Un ardid económico para intentar alojarse gratis le ha acabado saliendo muy caro a un usuario en la provincia de Almería. La Guardia Civil ha abierto diligencias contra una persona acusada de simular una infracción penal y cometer una estafa tras inventarse que había sido víctima de un fraude electrónico. Su objetivo real era cancelar el gasto de una estancia vacacional y forzar la devolución del dinero por parte de su entidad bancaria.
El origen del caso se sitúa en las dependencias que la benemérita mantiene en Huércal-Overa, lugar donde el propio investigado acudió para notificar la existencia de unos supuestos movimientos no autorizados en su cuenta. Según su versión inicial, le habían cargado indebidamente el coste de una reserva en un alojamiento turístico ubicado en territorio sevillano.

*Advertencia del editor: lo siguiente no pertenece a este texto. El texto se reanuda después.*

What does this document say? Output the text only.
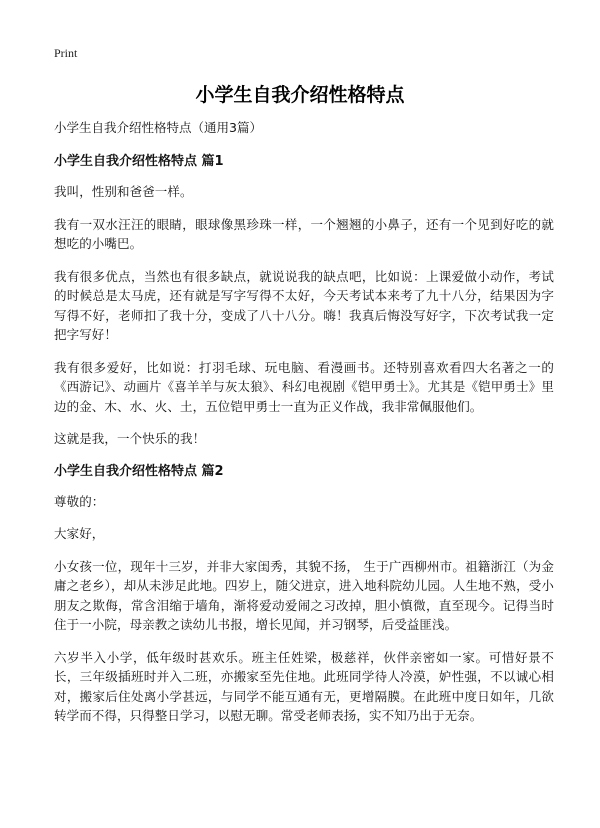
Print
小学生自我介绍性格特点

小学生自我介绍性格特点（通用3篇）

小学生自我介绍性格特点 篇1

我叫，性别和爸爸一样。

我有一双水汪汪的眼睛，眼球像黑珍珠一样，一个翘翘的小鼻子，还有一个见到好吃的就想吃的小嘴巴。

我有很多优点，当然也有很多缺点，就说说我的缺点吧，比如说：上课爱做小动作，考试的时候总是太马虎，还有就是写字写得不太好，今天考试本来考了九十八分，结果因为字写得不好，老师扣了我十分，变成了八十八分。嗨！我真后悔没写好字，下次考试我一定把字写好！

我有很多爱好，比如说：打羽毛球、玩电脑、看漫画书。还特别喜欢看四大名著之一的《西游记》、动画片《喜羊羊与灰太狼》、科幻电视剧《铠甲勇士》。尤其是《铠甲勇士》里边的金、木、水、火、土，五位铠甲勇士一直为正义作战，我非常佩服他们。

这就是我，一个快乐的我！

小学生自我介绍性格特点 篇2

尊敬的：

大家好，

小女孩一位，现年十三岁，并非大家闺秀，其貌不扬， 生于广西柳州市。祖籍浙江（为金庸之老乡），却从未涉足此地。四岁上，随父进京，进入地科院幼儿园。人生地不熟，受小朋友之欺侮，常含泪缩于墙角，渐将爱动爱闹之习改掉，胆小慎微，直至现今。记得当时住于一小院，母亲教之读幼儿书报，增长见闻，并习钢琴，后受益匪浅。

六岁半入小学，低年级时甚欢乐。班主任姓梁，极慈祥，伙伴亲密如一家。可惜好景不长，三年级插班时并入二班，亦搬家至先住地。此班同学待人冷漠，妒性强，不以诚心相对，搬家后住处离小学甚远，与同学不能互通有无，更增隔膜。在此班中度日如年，几欲转学而不得，只得整日学习，以慰无聊。常受老师表扬，实不知乃出于无奈。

Las pesquisas emprendidas por los agentes para verificar la veracidad del caso permitieron desmontar rápidamente la treta. Tras contactar con el negocio hotelero y analizar la documentación contractual, los investigadores comprobaron que el propio denunciante fue quien gestionó el trámite, aportó la documentación personal pertinente y formalizó el abono del servicio por su propia voluntad. La maniobra posterior no era más que un engaño diseñado para activar la cobertura de su seguro de tarjeta bancaria y recuperar la suma invertida mediante la simulación de un ciberdelito inexistente.
Las diligencias judiciales por estos hechos han sido derivadas directamente al juzgado de instrucción correspondiente de Huércal-Overa. Desde las fuerzas de seguridad recuerdan que interponer avisos infundados o fingir ser víctima de una infracción no solo acarrea severas consecuencias penales para los implicados, sino que genera una importante distracción de medios públicos al movilizar efectivos policiales y judiciales de forma innecesaria. Ante cualquier incidencia de índole financiera, se aconseja verificar primero las operaciones con la entidad bancaria o el comercio emisor del cobro.